В зеркале напротив она увидела смеющееся лицо Ниночки и слегка сдвинула брови. Та молча кивнула и зажала рот ладонью, но плечи ее тряслись.
– Остаешься, то есть? – Мартемьянов тоже покосился на Ниночку, на минуту задумался, но затем все же шагнул к Софье. Она сидела неподвижно, не оборачиваясь к нему. Мартемьянов взял в руки полураспущенную каштановую косу, прикоснулся пальцем к длинной смуглой шее с мягкой впадинкой у ключицы.
– Федор, Христа ради, мы не одни… – с уже неприкрытой досадой сказала Софья.
– Соня, я ведь нескоро ворочусь-то. К Николе зимнему, и то как бог расположит…
– Я знаю.
– Что ж, и не простимся?
– Отчего же? Ведь ты здесь. Простимся сейчас, и поезжай с богом. Я уверена, что дома Марфа тебе все соберет и уложит как надо.
– Да уж уложено с утра.
– Так в чем же дело? Прощай. – Софья встала, повернулась к нему. Мартемьянов молча, упорно смотрел в ее глаза.
– Что ж, добро, – наконец спокойно произнес он и, не оборачиваясь, вышел из уборной. Закрылась дверь, тяжелые шаги стихли. Софья, вздохнув, обессиленно опустилась на стул, провела ладонью по лицу – и вздрогнула от неожиданности, услышав мелкий, заливистый смех Ниночки.
– Сонечка… уй… прости, ради бога, ха-ха-ха… Но с какой же стати ты собралась в этом сезоне петь Рогнеду?! Во-первых, с Нежиной будет удар… Во-вторых, у тебя же лирическое сопрано, а не меццо… Ты ведь не собираешься сажать голос на нижние регистры, с твоим-то неземным бельканто! И ради чего?!
– Нина, бог с тобой, какая Рогнеда! – сердито отозвалась Софья. – Уж кто-кто, а ты должна была понять…
– О, прости, я все поняла!
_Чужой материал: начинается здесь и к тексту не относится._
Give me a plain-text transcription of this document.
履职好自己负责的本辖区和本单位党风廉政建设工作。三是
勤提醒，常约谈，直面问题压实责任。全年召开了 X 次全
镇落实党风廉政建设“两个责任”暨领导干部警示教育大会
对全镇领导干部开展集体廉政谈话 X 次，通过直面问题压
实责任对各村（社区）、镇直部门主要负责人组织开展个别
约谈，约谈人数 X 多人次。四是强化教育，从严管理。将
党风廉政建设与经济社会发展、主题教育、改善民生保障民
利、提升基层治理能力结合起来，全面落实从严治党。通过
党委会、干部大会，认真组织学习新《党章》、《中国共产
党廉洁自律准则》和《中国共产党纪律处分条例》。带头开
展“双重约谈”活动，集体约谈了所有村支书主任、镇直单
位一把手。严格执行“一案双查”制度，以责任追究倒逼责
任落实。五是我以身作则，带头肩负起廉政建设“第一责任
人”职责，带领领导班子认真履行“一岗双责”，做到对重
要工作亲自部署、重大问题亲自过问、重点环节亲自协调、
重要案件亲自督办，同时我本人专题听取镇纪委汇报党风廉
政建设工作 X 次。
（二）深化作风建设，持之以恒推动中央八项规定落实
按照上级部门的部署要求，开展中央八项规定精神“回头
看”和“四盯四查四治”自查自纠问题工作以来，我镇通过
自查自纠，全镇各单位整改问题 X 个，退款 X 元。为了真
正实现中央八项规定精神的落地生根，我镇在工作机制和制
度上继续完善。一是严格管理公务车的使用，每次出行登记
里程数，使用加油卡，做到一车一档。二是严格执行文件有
Ты просто хотела избавиться… – Ниночка перестала смеяться и внимательно, с нескрываемым удивлением посмотрела на Софью. Та не замечала этого взгляда, сердито расчесывая растрепанную Мартемьяновым косу. Ниночка вздохнула, переставила на столике баночки с белилами, зачем-то взбила пушистые кудряшки надо лбом, показала себе в зеркале язык… и не выдержала:
– Соня, ты меня прости, пожалуйста, я знаю, что меня это ни в какой мере не касается, но… Ты просто очень глупо себя ведешь! Извини, что я так прямо говорю, но…
Софья устало взглянула на нее через плечо:
– Глупо?..
– Да, и весьма! Ты же актриса! Ты знаешь о нашем несносном, ужасном положении! Сегодня ты прима или, по крайней мере, на вторых ролях, имеешь жалованье, на которое, между прочим, уважающей себя женщине и трех дней не прожить… а завтра ты, тьфу-тьфу-тьфу, теряешь голос: конец ангажементу, конец пению – и что?!
– Все под богом ходим, – пожала Софья плечами. – Мало ли таких случаев…
– К сожалению, много, очень много! И уж если господь тебе послал такого человека – стоит ли с подобным небрежением… Ведь я, прости, видела, как он на тебя смотрел! Ходят сплетни, что Мартемьянов готов на тебе жениться! А ты не дала даже поцеловать себя!